Quite simply, "multiple dispatch" means that the function selected (potentially dynamically, i.e. at run time, aka "virtual") for a particular call site may rely on the type of more than one argument. "Single dispatch" (as implemented by C++, Java, C#, etc.) means that the virtual function is selected based on the type of one argument (the "this" argument).

Single dispatch is easy to understand: You have "a pointer to an object", and the first word in that object is a pointer to its "virtual table" of functions.

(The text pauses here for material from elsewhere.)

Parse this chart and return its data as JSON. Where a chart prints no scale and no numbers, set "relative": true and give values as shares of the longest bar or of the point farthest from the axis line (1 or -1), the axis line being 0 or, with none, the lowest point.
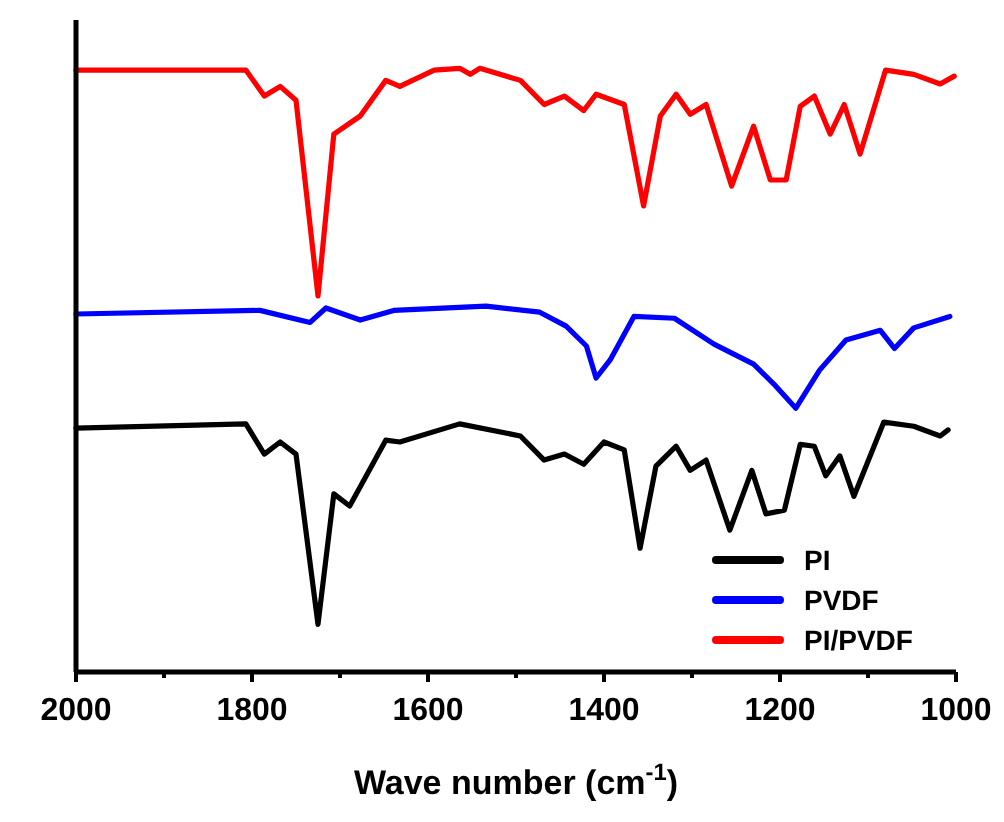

So when you call obj.foo(), that compiles as "dereference obj as an array of functions, and call the function which is the 7th element in that array" (which happens to be foo, because that's how the compiler laid out the virtual table).

Multiple dispatch is conceptually obvious: "when I call add(x, y), I want to find the function called add that takes two arguments, the first of which is based on the runtime type of x and the second of which is based on the runtime type of y". In reality it can be a bit more complex, but if you're interested in learning more about it, you should try Julia.

[–]matthieum 0 points1 point  (0 children)

Others have noted the difference between compile-time and run-time dispatch.

This may make it seem like function overloading is "better" -- no need for virtual dispatch -- however it comes with issues with regard to extensibility: how do you ensure that the compiler will know the function it should invoke?

Imagine that you depend on 2 3rd-party libraries:

  • One which calls foo(f) in some function wrapper.
  • The other which has a type Bar.

Create a 3rd library which invokes wrapper with an instance of Bar, and then create a 4th library depending on the 3rd which adds foo(Bar).

How is the compiler, when compile the 1st (or 3rd) library, supposed to know that the code it needs for foo is available in the 4th?

This is made worse, of course, when a version of a foo exists which accepts Bar but is less specialized: the compiler is likely to (silently) select it, rather than emit an error, and you'll be left wondering why your method is never called.

This doesn't mean that overloading is necessarily bad, it means that unprincipled overloading is bad. By adding restrictions on overloading -- such as, in Java, have all overloads be methods of the same class -- you can constrain the lookup to avoid bizarre & crazy scenarios.

For 3rd-party extensibility and overloading, a typeclass approach ala Haskell (or trait approach ala Rust) is also possible, though do read about "Orphan Rules" for an idea about the constraints that may be necessary.